In Anarchical Fallacies (1796), the English utilitarian philosopher Jeremy Bentham said that the concept of natural rights was nonsense and that to claim rights not prescribed in the laws of the state was ‘nonsense on stilts.’ He argued that to confuse wishing that we possessed a right with the existence of the right itself was a fallacy. Moreover, the rights recognized by state law are granted by the government, guaranteed by the judiciary, and enforced by its control of the armed forces and police. There would, said Bentham, be anarchy if the advocates of natural rights were to succeed in challenging those conferred legally by the state. There is also the Marxist view of law as part of an ideological superstructure derived from a class-based economy.

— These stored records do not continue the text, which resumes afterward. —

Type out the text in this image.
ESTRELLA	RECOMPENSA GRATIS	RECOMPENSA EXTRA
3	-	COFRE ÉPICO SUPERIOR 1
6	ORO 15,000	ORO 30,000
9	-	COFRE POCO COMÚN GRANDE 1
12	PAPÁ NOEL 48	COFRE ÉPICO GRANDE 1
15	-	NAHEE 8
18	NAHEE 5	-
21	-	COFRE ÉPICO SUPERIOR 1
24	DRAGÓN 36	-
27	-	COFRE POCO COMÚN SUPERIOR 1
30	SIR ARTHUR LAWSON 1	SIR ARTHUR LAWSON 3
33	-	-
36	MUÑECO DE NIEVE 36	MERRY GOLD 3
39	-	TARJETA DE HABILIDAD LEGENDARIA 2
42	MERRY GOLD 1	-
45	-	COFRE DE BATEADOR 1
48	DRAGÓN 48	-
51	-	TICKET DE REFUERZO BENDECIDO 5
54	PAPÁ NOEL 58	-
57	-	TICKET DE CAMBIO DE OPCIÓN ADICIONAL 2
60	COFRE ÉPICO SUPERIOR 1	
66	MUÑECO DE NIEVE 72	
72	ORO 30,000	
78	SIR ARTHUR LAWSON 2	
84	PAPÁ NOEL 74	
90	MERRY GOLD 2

On 10 December 1948, the United Nations General Assembly, meeting in Paris, adopted a Universal Declaration of Human Rights. It considered this an historic act in the mission of the United Nations to maintain world peace and liberate individuals from unjustified oppression. The Declaration enshrined rights ranging from everyone being born free and equal in dignity and rights (article 1) to no state, group or person having any right to destroy any of the rights and freedoms set out in the document (article 30). Among other well-meaning platitudes, the Preamble states:
Whereas recognition of the inherent dignity and of the equal and inalienable rights of all members of the human family is the foundation of freedom, justice and peace in the world,
Whereas the peoples of the United Nations have in the Charter reaffirmed their faith in fundamental human rights, in the dignity and worth of the human person and in the equal rights of men and women and have determined to promote social progress and better standards of life in larger freedom,
Whereas Member States have pledged themselves to achieve, in co-operation with the United Nations, the promotion of universal respect for and observance of human rights and fundamental freedoms,
The Preamble, supported by thirty articles, set out what the General Assembly regarded as fundamental human rights to be recognized and protected universally. The Declaration was a statement of utopian internationalism and the ideal of common humanity. This was in the aftermath of a destructive world war, with international politics divided ideologically and experiencing the traumas of post-colonialism.
The General Assembly urged the United Nations Economic and Social Council (ECOSOC) and Specialized Agencies, such as the United Nations Educational, Scientific, and Cultural Organization (UNESCO), the International Labour Organization (ILO), and the World Health Organization (WHO), and non-governmental organizations generally to promote the Declaration. Member states were asked to show commitment by disseminating it as widely as possible, especially through formal education. It was certainly much translated and printed but typically of such documents not necessarily read. The 10 December was designated Human Rights Day.
Crucially, the Declaration was not a treaty signed or ratified by the member states. It was not binding formally. However, the rights and freedoms it declared were used to create binding instruments such as the European Convention on Human Rights agreed in 1950. It has also been followed by many other human rights statements, including some formalized as treaties. On the 75th anniversary, the United Nations Office of the High Commissioner for Human Rights called on member states to “rejuvenate the Universal Declaration of Human Rights, demonstrate how it can meet the needs of our time and advance its promise of freedom, equality and justice for all.”
A mechanism is the United Nations Universal Periodic Review (UPR) which considers the human rights records of member states. The issues covered include human rights protection concerning immigration and asylum, the many forms of potential discrimination, hate crimes, and the ratification of UN human rights treaties. This provides valuable information although of varied reliability, while there is often a considerable gap between formal statements and practice. So, what is the reality seventy-five years on? The law of states remains fundamental. But states are by their political nature protective of sovereignty and power. The United Nations, aggravated by the Security Council system, cannot enforce an alternative.
The result is seen in the repressive records of states described euphemistically by the UN Human Rights Council, which replaced the United Nations Commission on Human Rights in 2006, as ‘’… moving at different speeds, as being faced by unique challenges.” This includes elected members of the Human Rights Council itself. Russia, also a Security Council member, was suspended in 2022 for gross and systematic violations of human rights committed during its invasion of Ukraine. However, the International Criminal Court’s Arrest Warrant for Vladimir Putin, President of Russia, and Maria Lvova-Belova, Russian Commissioner for Children’s Rights, alleging responsibility for the war crime of unlawful deportation and transfer of children during the current Russo-Ukrainian War remains unenforced. The Organization for Security and Cooperation in Europe, the Commission of Inquiry on Ukraine, and the Special Rapporteur for Human Rights in Russia have fared no better.
Unfortunately, there are many other examples, too many to list here, in which we see historical hatreds and enormities renewing themselves, taking or damaging human life and its prospects. There are also new forms of human exploitation, including victims of criminality. We should reflect on this as the British Government struggles to find a policy for immigration and asylum. Identifying, protecting, and strengthening human rights are best done through legal principles and commitments that are accepted and shared internationally as solutions to common problems. Despite continuing good intentions on the part of many, anything less is ‘nonsense on stilts.’